By Smurti Patel

How many times have you received unsolicited advice or heard, “Women need …” fill in the blank? Let’s add to that, “Women need to get a coach.”

Scepticism is high. Rightly so, when anyone can call themselves a coach and it feels near-impossible to differentiate between life coaches, mentor coaches, leadership coaches et al.

Actually, anyone interested in excelling and rising to their fullest potential MUST have a leadership coach.

A high quality one with the requisite skill set otherwise, as one of my bosses used to say, “If you pay peanuts, you get monkeys!”

Due diligence is imperative before deciding to work with a coach and by the way, a high-powered executive with a lot to learn from might make an excellent mentor but they don’t necessarily have coaching skills!

The merits and results of working with a high quality leadership coach have been evident for a number of years and some of the most high profile business leaders have one.

Coaching engagements customised to a client’s needs are the most effective and yield the best results.

In my experience, women benefit greatly from two areas, in particular.

The first is influencing which I refer to as the master skill and because our professional growth is vastly dependent on our network, it is imperative that we learn how to influence others.

While women are often well skilled at maintaining and influencing their personal networks, they can fall short with their professional networks and it is a different skill set that is required for the latter.

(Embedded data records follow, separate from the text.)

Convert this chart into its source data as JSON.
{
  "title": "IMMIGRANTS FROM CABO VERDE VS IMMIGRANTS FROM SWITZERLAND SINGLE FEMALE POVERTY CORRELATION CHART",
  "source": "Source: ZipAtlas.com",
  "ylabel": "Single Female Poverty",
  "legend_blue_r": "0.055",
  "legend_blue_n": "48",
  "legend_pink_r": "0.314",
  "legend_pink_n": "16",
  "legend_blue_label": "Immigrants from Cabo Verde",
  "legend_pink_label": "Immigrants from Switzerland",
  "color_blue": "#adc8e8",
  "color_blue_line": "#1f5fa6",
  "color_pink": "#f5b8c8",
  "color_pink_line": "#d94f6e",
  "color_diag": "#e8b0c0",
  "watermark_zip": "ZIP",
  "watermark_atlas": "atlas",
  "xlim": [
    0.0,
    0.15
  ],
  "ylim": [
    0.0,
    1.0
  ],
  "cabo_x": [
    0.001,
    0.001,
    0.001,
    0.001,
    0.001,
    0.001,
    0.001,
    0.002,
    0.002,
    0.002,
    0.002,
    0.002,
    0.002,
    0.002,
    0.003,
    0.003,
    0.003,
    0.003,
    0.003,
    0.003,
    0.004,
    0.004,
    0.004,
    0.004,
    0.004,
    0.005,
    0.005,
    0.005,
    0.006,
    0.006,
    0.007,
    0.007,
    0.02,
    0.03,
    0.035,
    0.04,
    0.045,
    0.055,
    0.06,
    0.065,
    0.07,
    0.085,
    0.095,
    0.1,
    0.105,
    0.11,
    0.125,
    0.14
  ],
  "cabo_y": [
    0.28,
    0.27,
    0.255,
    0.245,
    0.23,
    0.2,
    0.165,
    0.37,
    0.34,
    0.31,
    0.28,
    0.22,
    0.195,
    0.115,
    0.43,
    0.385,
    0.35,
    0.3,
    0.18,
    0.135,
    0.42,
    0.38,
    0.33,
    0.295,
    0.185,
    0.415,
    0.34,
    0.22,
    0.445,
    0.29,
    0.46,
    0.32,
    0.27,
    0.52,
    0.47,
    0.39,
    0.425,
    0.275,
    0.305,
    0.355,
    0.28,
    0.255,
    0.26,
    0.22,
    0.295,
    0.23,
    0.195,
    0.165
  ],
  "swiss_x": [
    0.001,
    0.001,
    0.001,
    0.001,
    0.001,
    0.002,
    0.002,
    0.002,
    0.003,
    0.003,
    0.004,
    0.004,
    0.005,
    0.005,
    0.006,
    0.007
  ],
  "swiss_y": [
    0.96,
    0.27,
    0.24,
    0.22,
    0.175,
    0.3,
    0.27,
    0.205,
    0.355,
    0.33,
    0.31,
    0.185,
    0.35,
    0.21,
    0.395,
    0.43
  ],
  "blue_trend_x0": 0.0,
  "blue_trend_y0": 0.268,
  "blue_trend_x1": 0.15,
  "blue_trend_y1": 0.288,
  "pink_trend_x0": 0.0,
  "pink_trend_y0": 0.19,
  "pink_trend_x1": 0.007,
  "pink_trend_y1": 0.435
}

The result is a series of missed opportunities ranging from profits to professional development leading to salary raises.

Whether you are starting out, in the C-suite, an entrepreneur or a professional, how rapidly you build relationships and the extent to which you influence your network, (inside and outside of the organisation), is critical to how quickly you can get things done.

In other words, performance. And high performance is a calling card that opens doors — fast.

A leadership coach can help you understand your network better and strategically map out how to influence it.

Additionally, you would be able to better understand your personal communication preference and style so influencing would stay authentic and natural.

A high quality coach will also hand-pick relevant resources from their own canon of materials to broaden your perspective, help build the skill set and most importantly, raise self-awareness.

The second area is conflict management and this is often where the greatest self-awareness work is done.

How often, in conflict, do we immediately blame the other person? It is extraordinarily difficult to take a neutral stand let alone examine our role in conflicts.

A leadership coach specialising in this area helps you understand your conflict profile and stance. What provokes? What is the history behind common triggers?

How can you manage yourself through conflicts and choose your response to others versus reacting?

A coach can help develop a skill set to manage difficult conversations that align with your values and even create a conflict philosophy.

How can you ask for what you want? How do you draw boundaries? Incidentally, it is a folly to think that conflict only means a blow out argument.

The most insidious kind is the slow, simmering, passive aggressive type that contributes to a toxic culture and paralyses organisations. Ignoring unhealthy conflict bleeds profits.

So, if we know that working with a leadership coach is transformative for professional growth why don’t more women work with one?

In my experience, I’ve watched how men will overwhelmingly prioritise their professional development and make the decision to do so almost instantaneously.

They will take the leap. The exceptions among women also do the same but largely, someone else decides for them as part of a strategic women’s initiative or perhaps it’s a visionary leader.

They won’t do it for themselves or ask for a coach.

A potential client engaged in conversations about working with me for two years.

In the same time frame, I completed an engagement with another client, a man, who practised his learning on the job, closed his gaps and got promoted with a hefty salary increase. She still calls to talk about an engagement on the same growth areas.

I give this example because I am left to wonder if the gender pay gap might narrow faster if women assumed a greater personal responsibility in taking charge of their own development.

Simply translated: invest in yourself and choose the best. You determine your worth.